Synaptic activity antagonizes inhibition of AMPA mEPSCs by Rap. (a) Representative recordings of pharmacologically isolated AMPA receptor-mediated mEPSCs from neurons transfected as indicated, in the presence or absence of BMI for 6 days. (b, c) Quantitation of results from (a).

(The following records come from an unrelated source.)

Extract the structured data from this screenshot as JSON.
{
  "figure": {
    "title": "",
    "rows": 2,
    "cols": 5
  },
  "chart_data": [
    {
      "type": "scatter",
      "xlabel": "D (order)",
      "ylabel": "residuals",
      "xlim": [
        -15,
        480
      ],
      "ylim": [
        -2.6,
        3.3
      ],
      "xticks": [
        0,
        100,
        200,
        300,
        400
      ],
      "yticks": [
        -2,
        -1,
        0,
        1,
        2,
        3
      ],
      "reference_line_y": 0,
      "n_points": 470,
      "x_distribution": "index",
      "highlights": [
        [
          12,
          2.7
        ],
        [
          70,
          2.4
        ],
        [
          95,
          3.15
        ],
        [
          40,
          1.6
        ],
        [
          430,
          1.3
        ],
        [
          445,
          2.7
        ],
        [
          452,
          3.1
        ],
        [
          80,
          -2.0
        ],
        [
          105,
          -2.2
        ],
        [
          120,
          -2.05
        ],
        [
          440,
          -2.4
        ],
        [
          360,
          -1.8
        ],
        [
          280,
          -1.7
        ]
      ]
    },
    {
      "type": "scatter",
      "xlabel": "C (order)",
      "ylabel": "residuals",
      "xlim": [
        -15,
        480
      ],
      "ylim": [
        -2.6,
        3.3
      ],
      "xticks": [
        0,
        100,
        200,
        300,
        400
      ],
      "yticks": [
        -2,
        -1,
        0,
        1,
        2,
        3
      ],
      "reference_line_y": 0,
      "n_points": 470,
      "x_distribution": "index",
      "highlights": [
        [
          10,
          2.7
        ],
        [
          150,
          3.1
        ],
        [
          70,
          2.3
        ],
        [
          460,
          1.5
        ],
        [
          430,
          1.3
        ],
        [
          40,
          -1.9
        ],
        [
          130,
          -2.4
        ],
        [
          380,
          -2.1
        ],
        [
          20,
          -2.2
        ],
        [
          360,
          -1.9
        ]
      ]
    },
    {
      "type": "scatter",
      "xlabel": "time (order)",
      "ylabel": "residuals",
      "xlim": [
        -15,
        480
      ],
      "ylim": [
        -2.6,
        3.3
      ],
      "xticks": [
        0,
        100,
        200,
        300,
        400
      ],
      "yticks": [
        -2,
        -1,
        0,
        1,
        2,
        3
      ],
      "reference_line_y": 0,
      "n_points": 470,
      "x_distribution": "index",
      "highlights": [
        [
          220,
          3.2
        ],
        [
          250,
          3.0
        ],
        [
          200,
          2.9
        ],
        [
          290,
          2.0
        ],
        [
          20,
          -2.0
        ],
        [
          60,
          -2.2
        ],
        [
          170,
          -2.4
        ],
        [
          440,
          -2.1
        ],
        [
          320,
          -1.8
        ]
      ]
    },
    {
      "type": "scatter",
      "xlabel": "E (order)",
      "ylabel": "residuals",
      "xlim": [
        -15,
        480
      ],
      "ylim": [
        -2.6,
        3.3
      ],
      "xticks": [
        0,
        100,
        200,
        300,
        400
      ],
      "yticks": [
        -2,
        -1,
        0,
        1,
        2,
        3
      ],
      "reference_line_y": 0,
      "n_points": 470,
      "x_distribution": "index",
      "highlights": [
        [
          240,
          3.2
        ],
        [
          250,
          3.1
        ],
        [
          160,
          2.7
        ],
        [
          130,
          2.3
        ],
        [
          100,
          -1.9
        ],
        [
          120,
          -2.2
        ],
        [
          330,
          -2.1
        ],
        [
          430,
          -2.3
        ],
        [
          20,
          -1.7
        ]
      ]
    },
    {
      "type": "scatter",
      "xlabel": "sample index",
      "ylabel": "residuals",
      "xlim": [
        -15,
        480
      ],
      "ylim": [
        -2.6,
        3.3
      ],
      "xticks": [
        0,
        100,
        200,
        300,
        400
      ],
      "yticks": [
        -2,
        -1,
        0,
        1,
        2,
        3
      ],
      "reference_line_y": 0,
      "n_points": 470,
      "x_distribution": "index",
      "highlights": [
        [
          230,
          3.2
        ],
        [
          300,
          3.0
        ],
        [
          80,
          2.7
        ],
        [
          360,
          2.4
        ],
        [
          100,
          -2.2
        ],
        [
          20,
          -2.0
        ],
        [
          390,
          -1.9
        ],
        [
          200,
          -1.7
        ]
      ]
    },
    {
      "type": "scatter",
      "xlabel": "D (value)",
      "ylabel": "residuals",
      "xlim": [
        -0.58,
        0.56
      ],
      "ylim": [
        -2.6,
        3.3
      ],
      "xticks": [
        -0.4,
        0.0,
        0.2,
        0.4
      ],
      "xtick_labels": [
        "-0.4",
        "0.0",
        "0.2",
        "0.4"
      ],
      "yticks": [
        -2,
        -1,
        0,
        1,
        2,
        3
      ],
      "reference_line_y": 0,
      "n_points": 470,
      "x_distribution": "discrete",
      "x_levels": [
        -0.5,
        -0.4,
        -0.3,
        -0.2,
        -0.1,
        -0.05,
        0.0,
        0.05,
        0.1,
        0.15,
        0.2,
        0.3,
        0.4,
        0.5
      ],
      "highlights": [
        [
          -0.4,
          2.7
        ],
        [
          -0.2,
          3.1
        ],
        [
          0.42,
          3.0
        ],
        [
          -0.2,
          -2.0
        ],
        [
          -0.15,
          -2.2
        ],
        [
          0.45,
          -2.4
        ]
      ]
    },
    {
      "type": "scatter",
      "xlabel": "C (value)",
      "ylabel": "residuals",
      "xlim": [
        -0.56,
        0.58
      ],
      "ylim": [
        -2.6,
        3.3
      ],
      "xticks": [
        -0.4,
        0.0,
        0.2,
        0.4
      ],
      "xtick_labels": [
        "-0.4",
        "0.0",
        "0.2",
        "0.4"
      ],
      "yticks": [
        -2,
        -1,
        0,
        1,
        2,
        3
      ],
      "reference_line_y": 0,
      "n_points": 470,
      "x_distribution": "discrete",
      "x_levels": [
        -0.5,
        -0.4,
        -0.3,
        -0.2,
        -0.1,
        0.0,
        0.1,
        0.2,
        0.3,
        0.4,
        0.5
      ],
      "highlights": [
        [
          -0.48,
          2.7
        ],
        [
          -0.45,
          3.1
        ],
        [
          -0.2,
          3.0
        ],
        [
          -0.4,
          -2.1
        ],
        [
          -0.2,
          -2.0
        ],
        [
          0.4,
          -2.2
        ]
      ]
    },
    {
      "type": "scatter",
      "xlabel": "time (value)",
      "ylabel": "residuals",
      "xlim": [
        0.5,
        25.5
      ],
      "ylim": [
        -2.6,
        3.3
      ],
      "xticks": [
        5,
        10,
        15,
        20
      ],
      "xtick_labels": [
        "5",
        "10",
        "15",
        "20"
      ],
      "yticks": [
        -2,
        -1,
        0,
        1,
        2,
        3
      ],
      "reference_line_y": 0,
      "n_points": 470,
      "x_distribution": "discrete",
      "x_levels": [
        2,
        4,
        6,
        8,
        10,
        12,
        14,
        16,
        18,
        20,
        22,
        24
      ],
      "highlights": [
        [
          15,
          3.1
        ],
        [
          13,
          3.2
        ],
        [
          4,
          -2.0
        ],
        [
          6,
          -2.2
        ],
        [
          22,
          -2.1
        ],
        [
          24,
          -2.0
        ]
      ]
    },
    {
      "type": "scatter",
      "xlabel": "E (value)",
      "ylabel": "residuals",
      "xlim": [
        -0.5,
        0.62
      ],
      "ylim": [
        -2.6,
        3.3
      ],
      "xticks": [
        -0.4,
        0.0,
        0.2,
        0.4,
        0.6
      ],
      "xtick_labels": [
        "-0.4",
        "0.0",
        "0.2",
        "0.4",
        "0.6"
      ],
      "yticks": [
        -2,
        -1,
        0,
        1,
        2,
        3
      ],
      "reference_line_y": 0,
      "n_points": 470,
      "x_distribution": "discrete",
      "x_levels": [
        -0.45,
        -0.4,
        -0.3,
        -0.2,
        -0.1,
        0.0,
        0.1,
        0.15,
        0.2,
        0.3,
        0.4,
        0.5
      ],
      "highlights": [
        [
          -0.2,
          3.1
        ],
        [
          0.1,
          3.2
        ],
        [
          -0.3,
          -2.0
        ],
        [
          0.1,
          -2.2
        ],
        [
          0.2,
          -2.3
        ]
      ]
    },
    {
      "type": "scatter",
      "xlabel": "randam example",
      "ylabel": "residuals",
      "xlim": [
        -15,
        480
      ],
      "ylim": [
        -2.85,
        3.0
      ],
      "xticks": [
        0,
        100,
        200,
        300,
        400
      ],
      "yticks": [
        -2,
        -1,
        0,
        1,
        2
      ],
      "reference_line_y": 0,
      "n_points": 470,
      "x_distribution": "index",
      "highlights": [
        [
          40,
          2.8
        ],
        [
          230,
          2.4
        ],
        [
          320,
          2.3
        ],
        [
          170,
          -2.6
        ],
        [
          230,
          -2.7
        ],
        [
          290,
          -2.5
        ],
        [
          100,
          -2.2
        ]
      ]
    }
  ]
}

Histograms show mean ± SEM for mEPSC peak amplitude (b) and frequency (c) Number in parenthesis above each bar indicates number of cells recorded for each condition. *p < 0.05 versus GFP; **p < 0.05 versus same construct without BMI; #p = 0.11 versus GFP without BMI (Student’s t-test).

Fig. 9

Synaptic activity antagonizes dendritic remodeling by Rap2. (a–f) Hippocampal neurons were transfected with GFP (a–c) or Rap2V12 (d–f) and then incubated with 1 μm TTX (b, e) or 100 μm PTX (c, f) for 4 days following transfection, with one treatment immediately following transfection and a second dose administered after 48 h. Scale bar 100 μm. (g) Total dendrite length of Rap2V12-transfected neurons normalized with respect to to GFP controls with same drug treatment. Data shown as mean ± SEM. *p < 0.01, versus Rap2V12 no drug (Student’s t-test).